Note[1]: To see this, run a read/write benchmark like in gnome-disks with settings that keep it running for 15 minutes or however long for the temperature to approach its threshold.

uptime and sensors output follows.
$ uptime; sensors
23:09:02 up 4 days 19:34, 2 users, load average: 0.08, 0.09, 0.09
iwlwifi_1-virtual-0
Adapter: Virtual device
temp1: +49.0°C

acpitz-acpi-0
Adapter: ACPI interface
temp1: +27.8°C (crit = +119.0°C)

nvme-pci-0100
Adapter: PCI adapter
Composite: +56.9°C (low = -273.1°C, high = +84.8°C)
(crit = +84.8°C)
Sensor 1: +56.9°C (low = -273.1°C, high = +65261.8°C)
Sensor 2: +60.9°C (low = -273.1°C, high = +65261.8°C)

pch_cannonlake-virtual-0
Adapter: Virtual device
temp1: +53.0°C

coretemp-isa-0000
Adapter: ISA adapter
Package id 0: +51.0°C (high = +86.0°C, crit = +100.0°C)
Core 0: +50.0°C (high = +86.0°C, crit = +100.0°C)
Core 1: +50.0°C (high = +86.0°C, crit = +100.0°C)
Core 2: +51.0°C (high = +86.0°C, crit = +100.0°C)
Core 3: +50.0°C (high = +86.0°C, crit = +100.0°C)
Core 4: +50.0°C (high = +86.0°C, crit = +100.0°C)
Core 5: +50.0°C (high = +86.0°C, crit = +100.0°C)
Core 6: +51.0°C (high = +86.0°C, crit = +100.0°C)
Core 7: +50.0°C (high = +86.0°C, crit = +100.0°C)

what’s the settings for benchmark that will last for 15 minutes?

For the purposes of this question, you can just run sensors (lm_sensors) it’s not necessary to do a benchmark.

If you want to watch an NVMe drive throttle down:
Try writing 1000 x 100MiB samples.(1)

Toshiba KBG40ZNS512G had a Write rate of 720 MB/s at 100x10MiB samples.
At 1000x100MiB samples, the write speed dropped to around 100MB/sec just after 18% of the test was done. That’s slower than a good hard drive.

Samsung lasted longer, maybe 80% of the way (I can’t find my screenshot ATM) but once it throttled, it stayed throttled long after the temperature had declined. One of the sensors only reports its highest recent temperature, the other sensor is realtime but I believe located elsewhere on the device.
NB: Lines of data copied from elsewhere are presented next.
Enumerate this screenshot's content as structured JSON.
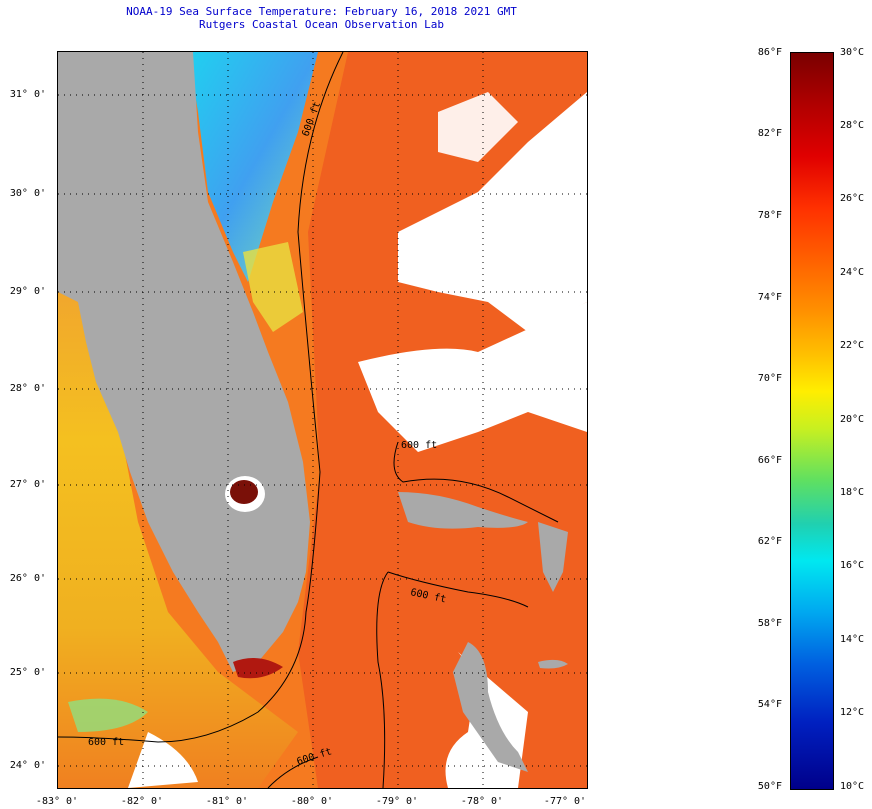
{
  "title": {
    "line1": "NOAA-19 Sea Surface Temperature:  February 16, 2018 2021 GMT",
    "line2": "Rutgers Coastal Ocean Observation Lab"
  },
  "lat_labels": [
    "31° 0'",
    "30° 0'",
    "29° 0'",
    "28° 0'",
    "27° 0'",
    "26° 0'",
    "25° 0'",
    "24° 0'"
  ],
  "lon_labels": [
    "-83° 0'",
    "-82° 0'",
    "-81° 0'",
    "-80° 0'",
    "-79° 0'",
    "-78° 0'",
    "-77° 0'"
  ],
  "contour_labels": [
    "600 ft",
    "600 ft",
    "600 ft",
    "600 ft",
    "600 ft"
  ],
  "colorbar": {
    "fahrenheit": [
      "86°F",
      "82°F",
      "78°F",
      "74°F",
      "70°F",
      "66°F",
      "62°F",
      "58°F",
      "54°F",
      "50°F"
    ],
    "celsius": [
      "30°C",
      "28°C",
      "26°C",
      "24°C",
      "22°C",
      "20°C",
      "18°C",
      "16°C",
      "14°C",
      "12°C",
      "10°C"
    ]
  },
  "colors": {
    "land": "#a9a9a9",
    "gulf_stream": "#f05a1a",
    "cloud": "#ffffff",
    "title": "#0000cc"
  }
}
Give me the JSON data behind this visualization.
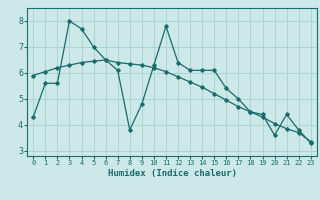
{
  "xlabel": "Humidex (Indice chaleur)",
  "bg_color": "#cce8e8",
  "line_color": "#1a6b6b",
  "grid_color": "#aad4d4",
  "x_jagged": [
    0,
    1,
    2,
    3,
    4,
    5,
    6,
    7,
    8,
    9,
    10,
    11,
    12,
    13,
    14,
    15,
    16,
    17,
    18,
    19,
    20,
    21,
    22,
    23
  ],
  "y_jagged": [
    4.3,
    5.6,
    5.6,
    8.0,
    7.7,
    7.0,
    6.5,
    6.1,
    3.8,
    4.8,
    6.3,
    7.8,
    6.4,
    6.1,
    6.1,
    6.1,
    5.4,
    5.0,
    4.5,
    4.4,
    3.6,
    4.4,
    3.8,
    3.3
  ],
  "x_trend": [
    0,
    1,
    2,
    3,
    4,
    5,
    6,
    7,
    8,
    9,
    10,
    11,
    12,
    13,
    14,
    15,
    16,
    17,
    18,
    19,
    20,
    21,
    22,
    23
  ],
  "y_trend": [
    5.9,
    6.05,
    6.2,
    6.3,
    6.4,
    6.45,
    6.5,
    6.4,
    6.35,
    6.3,
    6.2,
    6.05,
    5.85,
    5.65,
    5.45,
    5.2,
    4.95,
    4.7,
    4.5,
    4.3,
    4.05,
    3.85,
    3.7,
    3.35
  ],
  "ylim": [
    2.8,
    8.5
  ],
  "xlim": [
    -0.5,
    23.5
  ],
  "yticks": [
    3,
    4,
    5,
    6,
    7,
    8
  ],
  "xticks": [
    0,
    1,
    2,
    3,
    4,
    5,
    6,
    7,
    8,
    9,
    10,
    11,
    12,
    13,
    14,
    15,
    16,
    17,
    18,
    19,
    20,
    21,
    22,
    23
  ]
}
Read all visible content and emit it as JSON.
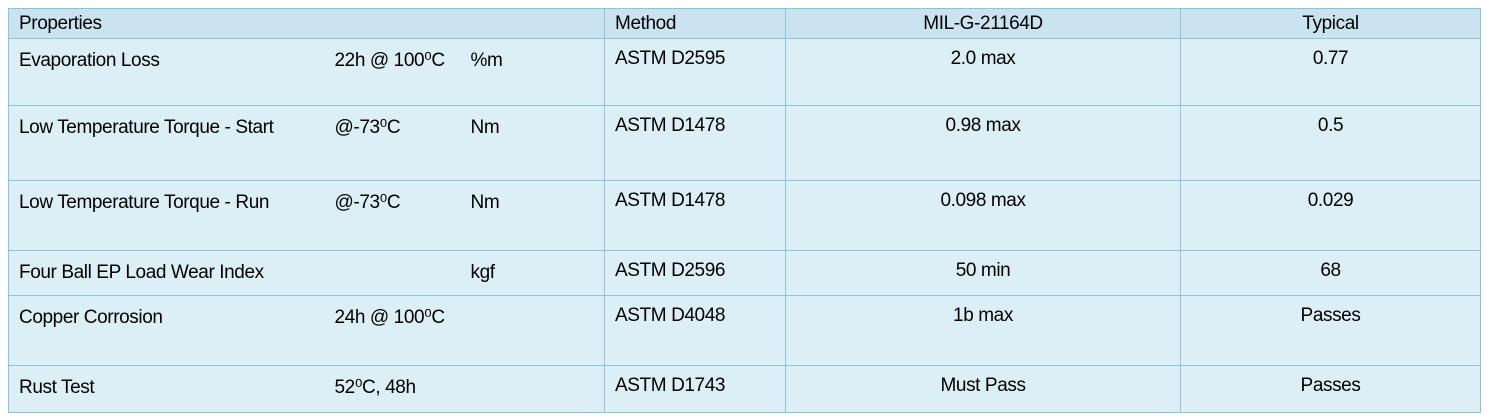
{
  "table": {
    "header": [
      "Properties",
      "Method",
      "MIL-G-21164D",
      "Typical"
    ],
    "rows": [
      {
        "property": "Evaporation Loss",
        "condition": "22h @ 100⁰C",
        "unit": "%m",
        "method": "ASTM D2595",
        "spec": "2.0 max",
        "typical": "0.77"
      },
      {
        "property": "Low Temperature Torque - Start",
        "condition": "@-73⁰C",
        "unit": "Nm",
        "method": "ASTM D1478",
        "spec": "0.98 max",
        "typical": "0.5"
      },
      {
        "property": "Low Temperature Torque - Run",
        "condition": "@-73⁰C",
        "unit": "Nm",
        "method": "ASTM D1478",
        "spec": "0.098 max",
        "typical": "0.029"
      },
      {
        "property": "Four Ball EP Load Wear Index",
        "unit": "kgf",
        "method": "ASTM D2596",
        "spec": "50 min",
        "typical": "68"
      },
      {
        "property": "Copper Corrosion",
        "condition": "24h @ 100⁰C",
        "method": "ASTM D4048",
        "spec": "1b max",
        "typical": "Passes"
      },
      {
        "property": "Rust Test",
        "condition": "52⁰C, 48h",
        "method": "ASTM D1743",
        "spec": "Must Pass",
        "typical": "Passes"
      }
    ]
  }
}
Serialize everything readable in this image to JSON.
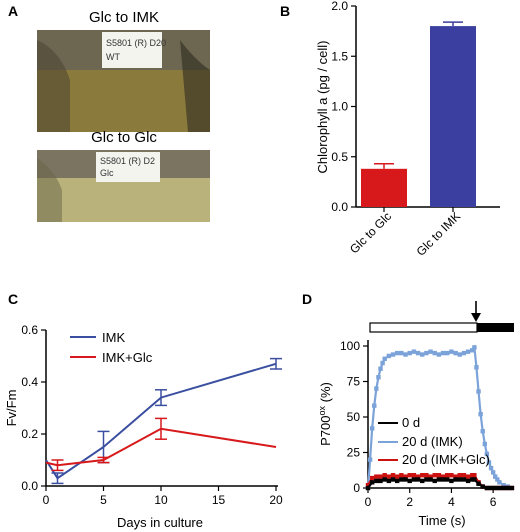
{
  "panels": {
    "a": {
      "letter": "A",
      "photos": [
        {
          "label": "Glc to IMK",
          "note_line1": "S5801 (R) D20",
          "note_line2": "WT",
          "broth_color": "#8a7a3c"
        },
        {
          "label": "Glc to Glc",
          "note_line1": "S5801 (R) D2",
          "note_line2": "Glc",
          "broth_color": "#b9b27a"
        }
      ]
    },
    "b": {
      "letter": "B"
    },
    "c": {
      "letter": "C"
    },
    "d": {
      "letter": "D"
    }
  },
  "chart_data": [
    {
      "id": "B",
      "type": "bar",
      "categories": [
        "Glc to Glc",
        "Glc to IMK"
      ],
      "values": [
        0.38,
        1.8
      ],
      "errors": [
        0.05,
        0.04
      ],
      "colors": [
        "#d7191c",
        "#3b3fa0"
      ],
      "ylabel": "Chlorophyll a (pg / cell)",
      "xlabel": "",
      "ylim": [
        0,
        2.0
      ],
      "yticks": [
        0.0,
        0.5,
        1.0,
        1.5,
        2.0
      ],
      "ytick_labels": [
        "0.0",
        "0.5",
        "1.0",
        "1.5",
        "2.0"
      ]
    },
    {
      "id": "C",
      "type": "line",
      "xlabel": "Days in culture",
      "ylabel": "Fv/Fm",
      "xlim": [
        0,
        20
      ],
      "ylim": [
        0,
        0.6
      ],
      "xticks": [
        0,
        5,
        10,
        15,
        20
      ],
      "yticks": [
        0.0,
        0.2,
        0.4,
        0.6
      ],
      "ytick_labels": [
        "0.0",
        "0.2",
        "0.4",
        "0.6"
      ],
      "legend": "top-left",
      "series": [
        {
          "name": "IMK",
          "color": "#3b4fa0",
          "x": [
            0,
            1,
            5,
            10,
            20
          ],
          "y": [
            0.1,
            0.03,
            0.15,
            0.34,
            0.47
          ],
          "err": [
            0.0,
            0.02,
            0.06,
            0.03,
            0.02
          ]
        },
        {
          "name": "IMK+Glc",
          "color": "#d7191c",
          "x": [
            0,
            1,
            5,
            10,
            20
          ],
          "y": [
            0.09,
            0.08,
            0.1,
            0.22,
            0.15
          ],
          "err": [
            0.0,
            0.02,
            0.01,
            0.04,
            0.0
          ]
        }
      ]
    },
    {
      "id": "D",
      "type": "scatter",
      "xlabel": "Time (s)",
      "ylabel_main": "P700",
      "ylabel_sup": "ox",
      "ylabel_tail": " (%)",
      "xlim": [
        0,
        7
      ],
      "ylim": [
        0,
        100
      ],
      "xticks": [
        0,
        2,
        4,
        6
      ],
      "yticks": [
        0,
        25,
        50,
        75,
        100
      ],
      "light_off_time": 5.1,
      "legend": "bottom-left",
      "series": [
        {
          "name": "0 d",
          "color": "#000000",
          "x": [
            0.0,
            0.2,
            0.4,
            0.6,
            0.8,
            1.0,
            1.2,
            1.4,
            1.6,
            1.8,
            2.0,
            2.2,
            2.4,
            2.6,
            2.8,
            3.0,
            3.2,
            3.4,
            3.6,
            3.8,
            4.0,
            4.2,
            4.4,
            4.6,
            4.8,
            5.0,
            5.1,
            5.3,
            5.5,
            5.7,
            5.9,
            6.1,
            6.3,
            6.5,
            6.7,
            6.9
          ],
          "y": [
            0,
            4,
            5,
            5,
            6,
            5,
            6,
            5,
            6,
            6,
            5,
            6,
            6,
            5,
            6,
            6,
            5,
            6,
            6,
            6,
            5,
            6,
            6,
            6,
            5,
            6,
            6,
            3,
            1,
            0,
            0,
            0,
            0,
            0,
            0,
            0
          ]
        },
        {
          "name": "20 d (IMK)",
          "color": "#7ba3d9",
          "x": [
            0.0,
            0.1,
            0.2,
            0.3,
            0.4,
            0.5,
            0.6,
            0.7,
            0.8,
            1.0,
            1.2,
            1.4,
            1.6,
            1.8,
            2.0,
            2.2,
            2.4,
            2.6,
            2.8,
            3.0,
            3.2,
            3.4,
            3.6,
            3.8,
            4.0,
            4.2,
            4.4,
            4.6,
            4.8,
            5.0,
            5.1,
            5.2,
            5.3,
            5.4,
            5.5,
            5.6,
            5.7,
            5.8,
            5.9,
            6.0,
            6.1,
            6.2,
            6.3,
            6.5,
            6.7
          ],
          "y": [
            0,
            20,
            42,
            58,
            70,
            78,
            84,
            88,
            91,
            93,
            94,
            95,
            95,
            94,
            95,
            96,
            95,
            94,
            95,
            96,
            95,
            94,
            95,
            95,
            96,
            95,
            94,
            95,
            96,
            97,
            99,
            85,
            68,
            52,
            40,
            31,
            24,
            18,
            14,
            11,
            8,
            6,
            4,
            2,
            1
          ]
        },
        {
          "name": "20 d (IMK+Glc)",
          "color": "#cc1111",
          "x": [
            0.0,
            0.2,
            0.4,
            0.6,
            0.8,
            1.0,
            1.2,
            1.4,
            1.6,
            1.8,
            2.0,
            2.2,
            2.4,
            2.6,
            2.8,
            3.0,
            3.2,
            3.4,
            3.6,
            3.8,
            4.0,
            4.2,
            4.4,
            4.6,
            4.8,
            5.0,
            5.1,
            5.3,
            5.5,
            5.7,
            5.9,
            6.1,
            6.3,
            6.5,
            6.7,
            6.9
          ],
          "y": [
            2,
            7,
            8,
            8,
            9,
            8,
            9,
            8,
            9,
            8,
            9,
            9,
            8,
            9,
            9,
            8,
            9,
            9,
            8,
            9,
            9,
            8,
            9,
            9,
            8,
            9,
            9,
            4,
            1,
            0,
            0,
            0,
            0,
            0,
            0,
            0
          ]
        }
      ]
    }
  ]
}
(1) Note, you don’t want to do this often, as the warrantee is in TB written, but I needed to know the performance characteristics of the device.

Does anyone have a similar or different result from running the executable
“sensors”
from the package lm_sensors ?

I cannot perform a write benchmark since it’s actively in used.

what output do you get for “sensors” ?

normal output. that’s why I didn’t reply to this post initially. reading just never increase the temperature above 45 degree celcius

Thanks. Does anyone know how to troubleshoot this?
What log files I should look into to identify what is going on?

Any ideas on how to troubleshoot this?

Any ideas on how to troubleshoot
why the
nvme-pci-0100 PCI adapter runs hotter than CPU under clearlinux?
Or where to post this question for better results?

At least for a brief time running 33840 (5.9.0-991.native), this appears to have improved somewhat. NVMe now runs 4C hotter than CPU; previously it was 10C. Note on same hardware running Fedora the NVMe runs roughly 10C cooler than CPU.